Here is the new recruit, starting eagerly to work, ready to take the world by storm -- increasing sales, expanding territory, lowering taxes, healing hurts, overcoming long odds, and bringing lasting peace to the Middle East -- without considering the break-room jealousies, the political calculations, the intransigent conflicts, the complicated human natures, and the unforeseen hurricane that sweeps away the prized project just beginning to bear fruit.

And here is the idealistic farmer who moves to his very own plot of ground and immediately orders seeds and wonders aloud what he will do with all the produce.
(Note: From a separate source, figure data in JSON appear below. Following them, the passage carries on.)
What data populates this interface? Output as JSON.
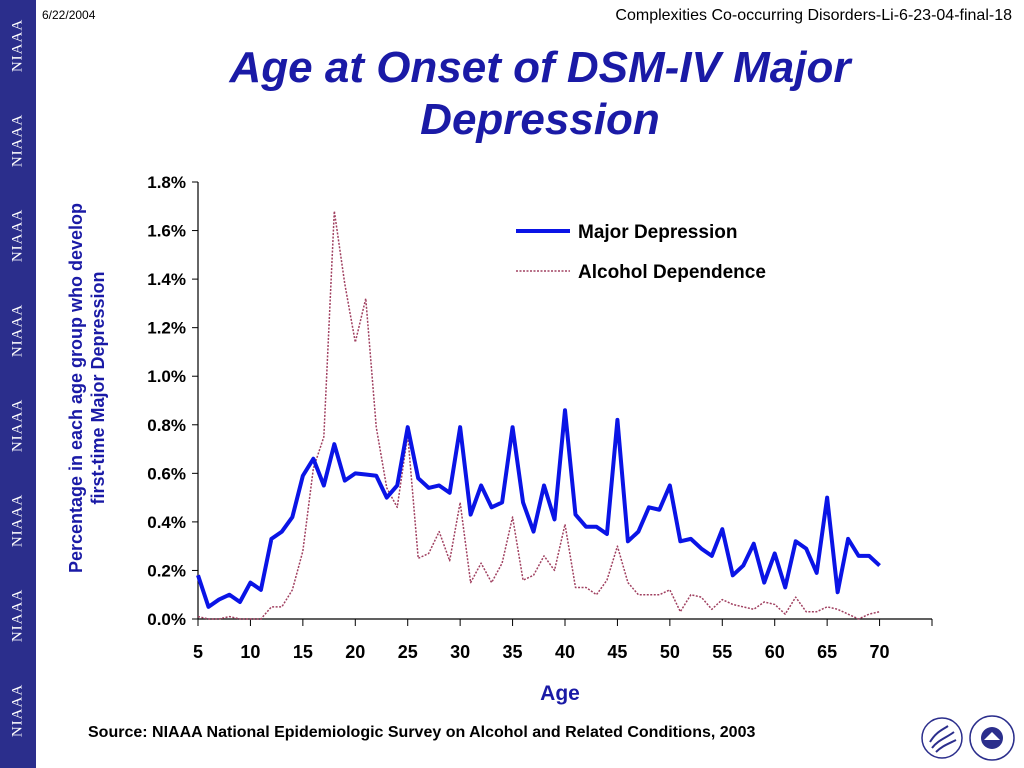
{
  "header": {
    "date": "6/22/2004",
    "slide_id": "Complexities Co-occurring Disorders-Li-6-23-04-final-18",
    "title_line1": "Age at Onset of DSM-IV Major",
    "title_line2": "Depression"
  },
  "sidebar": {
    "marks": [
      "NIAAA",
      "NIAAA",
      "NIAAA",
      "NIAAA",
      "NIAAA",
      "NIAAA",
      "NIAAA",
      "NIAAA"
    ],
    "color": "#2b2e8c"
  },
  "footer": {
    "source": "Source: NIAAA National Epidemiologic Survey on Alcohol and Related Conditions, 2003",
    "logos": [
      "hhs-eagle-logo",
      "nih-logo"
    ]
  },
  "chart_data": {
    "type": "line",
    "title": "",
    "xlabel": "Age",
    "ylabel_line1": "Percentage in each age group who develop",
    "ylabel_line2": "first-time Major Depression",
    "xlim": [
      5,
      75
    ],
    "ylim": [
      0,
      1.8
    ],
    "x_ticks": [
      "5",
      "10",
      "15",
      "20",
      "25",
      "30",
      "35",
      "40",
      "45",
      "50",
      "55",
      "60",
      "65",
      "70"
    ],
    "y_ticks": [
      "0.0%",
      "0.2%",
      "0.4%",
      "0.6%",
      "0.8%",
      "1.0%",
      "1.2%",
      "1.4%",
      "1.6%",
      "1.8%"
    ],
    "grid": false,
    "legend_position": "top-right",
    "x": [
      5,
      6,
      7,
      8,
      9,
      10,
      11,
      12,
      13,
      14,
      15,
      16,
      17,
      18,
      19,
      20,
      21,
      22,
      23,
      24,
      25,
      26,
      27,
      28,
      29,
      30,
      31,
      32,
      33,
      34,
      35,
      36,
      37,
      38,
      39,
      40,
      41,
      42,
      43,
      44,
      45,
      46,
      47,
      48,
      49,
      50,
      51,
      52,
      53,
      54,
      55,
      56,
      57,
      58,
      59,
      60,
      61,
      62,
      63,
      64,
      65,
      66,
      67,
      68,
      69,
      70
    ],
    "series": [
      {
        "name": "Major Depression",
        "color": "#0a14e6",
        "style": "solid",
        "values": [
          0.18,
          0.05,
          0.08,
          0.1,
          0.07,
          0.15,
          0.12,
          0.33,
          0.36,
          0.42,
          0.59,
          0.66,
          0.55,
          0.72,
          0.57,
          0.6,
          0.595,
          0.59,
          0.5,
          0.55,
          0.79,
          0.58,
          0.54,
          0.55,
          0.52,
          0.79,
          0.43,
          0.55,
          0.46,
          0.48,
          0.79,
          0.48,
          0.36,
          0.55,
          0.41,
          0.86,
          0.43,
          0.38,
          0.38,
          0.35,
          0.82,
          0.32,
          0.36,
          0.46,
          0.45,
          0.55,
          0.32,
          0.33,
          0.29,
          0.26,
          0.37,
          0.18,
          0.22,
          0.31,
          0.15,
          0.27,
          0.13,
          0.32,
          0.29,
          0.19,
          0.5,
          0.11,
          0.33,
          0.26,
          0.26,
          0.22
        ]
      },
      {
        "name": "Alcohol Dependence",
        "color": "#a04060",
        "style": "dotted",
        "values": [
          0.01,
          0.0,
          0.0,
          0.01,
          0.0,
          0.0,
          0.0,
          0.05,
          0.05,
          0.12,
          0.28,
          0.62,
          0.75,
          1.68,
          1.38,
          1.14,
          1.32,
          0.79,
          0.54,
          0.46,
          0.76,
          0.25,
          0.27,
          0.36,
          0.24,
          0.48,
          0.15,
          0.23,
          0.15,
          0.23,
          0.42,
          0.16,
          0.18,
          0.26,
          0.2,
          0.39,
          0.13,
          0.13,
          0.1,
          0.16,
          0.3,
          0.15,
          0.1,
          0.1,
          0.1,
          0.12,
          0.03,
          0.1,
          0.09,
          0.04,
          0.08,
          0.06,
          0.05,
          0.04,
          0.07,
          0.06,
          0.02,
          0.09,
          0.03,
          0.03,
          0.05,
          0.04,
          0.02,
          0.0,
          0.02,
          0.03
        ]
      }
    ]
  }
}
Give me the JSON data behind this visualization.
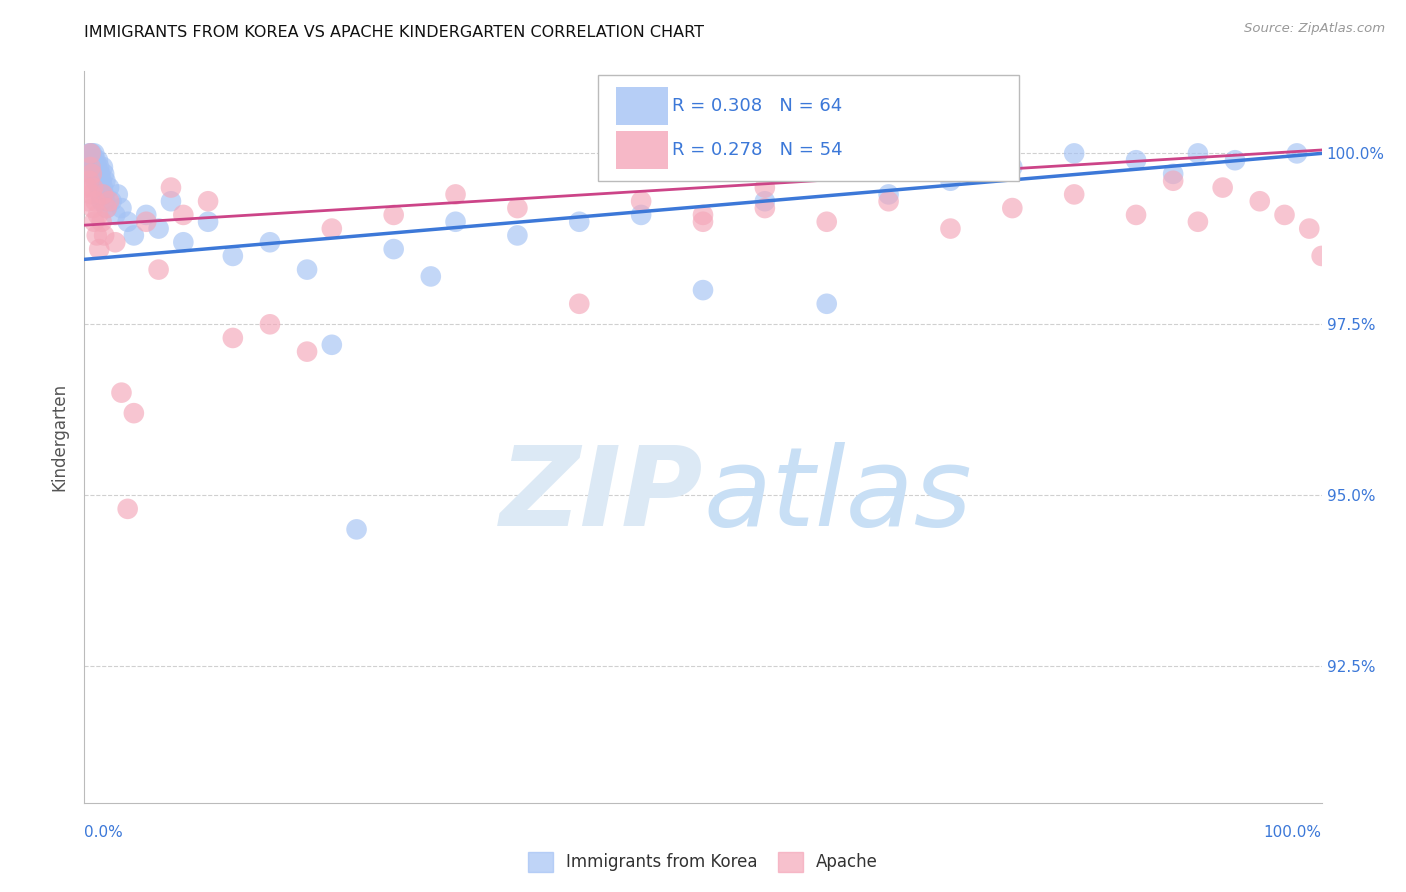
{
  "title": "IMMIGRANTS FROM KOREA VS APACHE KINDERGARTEN CORRELATION CHART",
  "source": "Source: ZipAtlas.com",
  "ylabel": "Kindergarten",
  "legend_blue_r": "R = 0.308",
  "legend_blue_n": "N = 64",
  "legend_pink_r": "R = 0.278",
  "legend_pink_n": "N = 54",
  "legend_label_blue": "Immigrants from Korea",
  "legend_label_pink": "Apache",
  "ytick_values": [
    92.5,
    95.0,
    97.5,
    100.0
  ],
  "xlim": [
    0.0,
    100.0
  ],
  "ylim": [
    90.5,
    101.2
  ],
  "blue_color": "#a4c2f4",
  "pink_color": "#f4a7b9",
  "line_blue_color": "#3c78d8",
  "line_pink_color": "#cc4488",
  "text_blue_color": "#3c78d8",
  "grid_color": "#d0d0d0",
  "watermark_zip": "ZIP",
  "watermark_atlas": "atlas",
  "watermark_color": "#dce9f5",
  "blue_x": [
    0.3,
    0.4,
    0.5,
    0.5,
    0.6,
    0.6,
    0.7,
    0.7,
    0.8,
    0.8,
    0.9,
    0.9,
    1.0,
    1.0,
    1.1,
    1.1,
    1.2,
    1.2,
    1.3,
    1.3,
    1.4,
    1.4,
    1.5,
    1.5,
    1.6,
    1.6,
    1.7,
    1.7,
    1.8,
    2.0,
    2.2,
    2.5,
    2.7,
    3.0,
    3.5,
    4.0,
    5.0,
    6.0,
    7.0,
    8.0,
    10.0,
    12.0,
    15.0,
    18.0,
    20.0,
    22.0,
    25.0,
    28.0,
    30.0,
    35.0,
    40.0,
    45.0,
    50.0,
    55.0,
    60.0,
    65.0,
    70.0,
    75.0,
    80.0,
    85.0,
    88.0,
    90.0,
    93.0,
    98.0
  ],
  "blue_y": [
    99.8,
    100.0,
    99.9,
    100.0,
    99.8,
    100.0,
    99.7,
    99.9,
    99.8,
    100.0,
    99.6,
    99.9,
    99.8,
    99.7,
    99.9,
    99.6,
    99.8,
    99.5,
    99.4,
    99.7,
    99.3,
    99.6,
    99.5,
    99.8,
    99.4,
    99.7,
    99.6,
    99.3,
    99.2,
    99.5,
    99.3,
    99.1,
    99.4,
    99.2,
    99.0,
    98.8,
    99.1,
    98.9,
    99.3,
    98.7,
    99.0,
    98.5,
    98.7,
    98.3,
    97.2,
    94.5,
    98.6,
    98.2,
    99.0,
    98.8,
    99.0,
    99.1,
    98.0,
    99.3,
    97.8,
    99.4,
    99.6,
    99.8,
    100.0,
    99.9,
    99.7,
    100.0,
    99.9,
    100.0
  ],
  "pink_x": [
    0.2,
    0.3,
    0.4,
    0.5,
    0.5,
    0.6,
    0.6,
    0.7,
    0.7,
    0.8,
    0.9,
    1.0,
    1.1,
    1.2,
    1.4,
    1.5,
    1.6,
    1.8,
    2.0,
    2.5,
    3.0,
    3.5,
    4.0,
    5.0,
    6.0,
    7.0,
    8.0,
    10.0,
    12.0,
    15.0,
    18.0,
    20.0,
    25.0,
    30.0,
    35.0,
    40.0,
    45.0,
    50.0,
    55.0,
    60.0,
    65.0,
    70.0,
    75.0,
    80.0,
    85.0,
    88.0,
    90.0,
    92.0,
    95.0,
    97.0,
    99.0,
    100.0,
    50.0,
    55.0
  ],
  "pink_y": [
    99.5,
    99.3,
    99.6,
    99.8,
    100.0,
    99.4,
    99.7,
    99.2,
    99.5,
    99.0,
    99.3,
    98.8,
    99.1,
    98.6,
    99.0,
    99.4,
    98.8,
    99.2,
    99.3,
    98.7,
    96.5,
    94.8,
    96.2,
    99.0,
    98.3,
    99.5,
    99.1,
    99.3,
    97.3,
    97.5,
    97.1,
    98.9,
    99.1,
    99.4,
    99.2,
    97.8,
    99.3,
    99.1,
    99.5,
    99.0,
    99.3,
    98.9,
    99.2,
    99.4,
    99.1,
    99.6,
    99.0,
    99.5,
    99.3,
    99.1,
    98.9,
    98.5,
    99.0,
    99.2
  ],
  "blue_line_x0": 0.0,
  "blue_line_y0": 98.45,
  "blue_line_x1": 100.0,
  "blue_line_y1": 100.0,
  "pink_line_x0": 0.0,
  "pink_line_y0": 98.95,
  "pink_line_x1": 100.0,
  "pink_line_y1": 100.05
}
No, I'm not already grown cynical in this newly minted vocation.  If the harvest was smaller than imagined, there were nonetheless successes along with the failures in this first venture into the soil.  And there were joys and satisfactions infinitely more abundance.

It's just to say that "naive optimism" isn't given much room for rooting in this work, no matter how good the soil.  As with anything of consequence, bad can happen as well as good.  I understood that in my previous life; I'll eventually make room for that reality in this current one.

In the meantime, I don't take these little sprigs for granted -- nor the future I hope for them.  I'll simply do my part, as they will theirs, and together we'll take what comes.